A Rugby family's campaign to change the law on dangerous driving in their daughter's memory is closer to being achieved.

Friday, 16th December 2016, 8:57 am
Updated Saturday, 17th December 2016, 8:19 am
Mark Pawsey MP (centre) discussed the proposals for tougher sentences for dangerous drivers with the Secretary of State for Justice, the Rt. Hon. Elizabeth Truss MP (right) and Parliamentary Under Secretary of State for Prisons and Probation, Sam Gyimah MP (left)

George and Giulietta Galli-Atkinson, who live in Hillmorton, have been campaigning to change the laws around dangerous driving after their 16-year-old daughter Livia was tragically killed in Enfield, north London in 1998 after a driver mounted the pavement.

Livia’s killer was found guilty of causing death by dangerous driving, but received only a fine. Since then, the couple have started campaigning and also set up the Livia Award in recognition of police officers’ work during road death investigations.

Rugby MP Mark Pawsey, The Secretary of State for Justice, Elizabeth Truss and the Parliamentary Under Secretary of State for Prisons and Probation Justice, Sam Gyimah, recently discussed proposals for stricter penalties.

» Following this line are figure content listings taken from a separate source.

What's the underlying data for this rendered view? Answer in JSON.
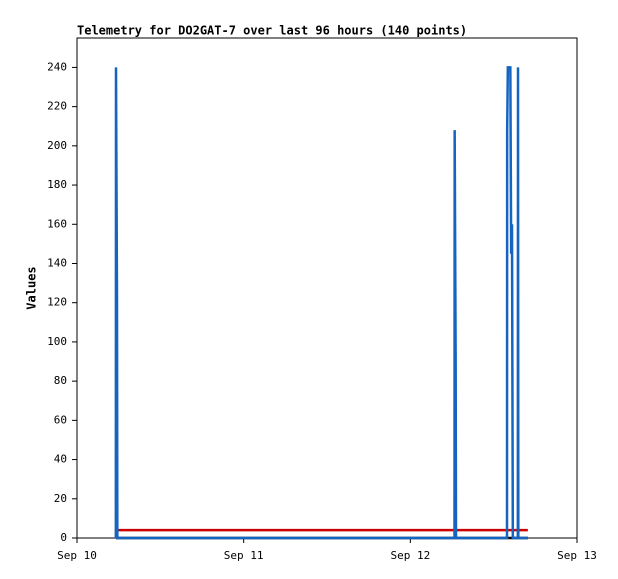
{
  "chart_data": {
    "type": "line",
    "title": "Telemetry for DO2GAT-7 over last 96 hours (140 points)",
    "y_label": "Values",
    "xlim": [
      0,
      3
    ],
    "xticks": [
      {
        "value": 0,
        "label": "Sep 10"
      },
      {
        "value": 1,
        "label": "Sep 11"
      },
      {
        "value": 2,
        "label": "Sep 12"
      },
      {
        "value": 3,
        "label": "Sep 13"
      }
    ],
    "ylim": [
      0,
      255
    ],
    "yticks": [
      0,
      20,
      40,
      60,
      80,
      100,
      120,
      140,
      160,
      180,
      200,
      220,
      240
    ],
    "series": [
      {
        "color": "#000000",
        "x": [
          0.234,
          2.705
        ],
        "values": [
          0,
          0
        ]
      },
      {
        "color": "#cc0000",
        "x": [
          0.234,
          2.705
        ],
        "values": [
          4,
          4
        ]
      },
      {
        "color": "#1565c0",
        "x": [
          0.233,
          0.234,
          0.24,
          0.242,
          2.265,
          2.266,
          2.272,
          2.274,
          2.58,
          2.581,
          2.585,
          2.6,
          2.605,
          2.61,
          2.615,
          2.645,
          2.646,
          2.648,
          2.705
        ],
        "values": [
          0,
          240,
          121,
          0,
          0,
          208,
          88,
          0,
          0,
          208,
          240,
          240,
          145,
          160,
          0,
          0,
          240,
          0,
          0
        ]
      }
    ]
  }
}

Dangerous drivers who kill could face life sentences under the new plans .

The proposals would allow the courts to properly punish those driving dangerously and drivers causing death by speeding, street racing or while on a mobile phone.

Offenders who also cause death by careless driving while under the influence of alcohol or drugs could also get life sentences, an increase on the current 14 years.

MrPawsey said: “It has been a great privilege to support the Livia Awards and the work of the Galli-Atkinson’s. I was very keen to raise with my colleagues the importance of their campaign and the need to ensure that those who cause death by dangerous driving are properly held to account.”

Mr Galli-Atkinson said: “Since Livia’s death I have been involved with changes to legislation and road safety education. It is not just about banging people up but also educating a new generation of drivers.

“There are real malicious drivers out there who excessively speed, drive over the alcohol limit or on drugs and when they plead guilty they get sentences reduced. The proposals of life in prison could turn a few heads.”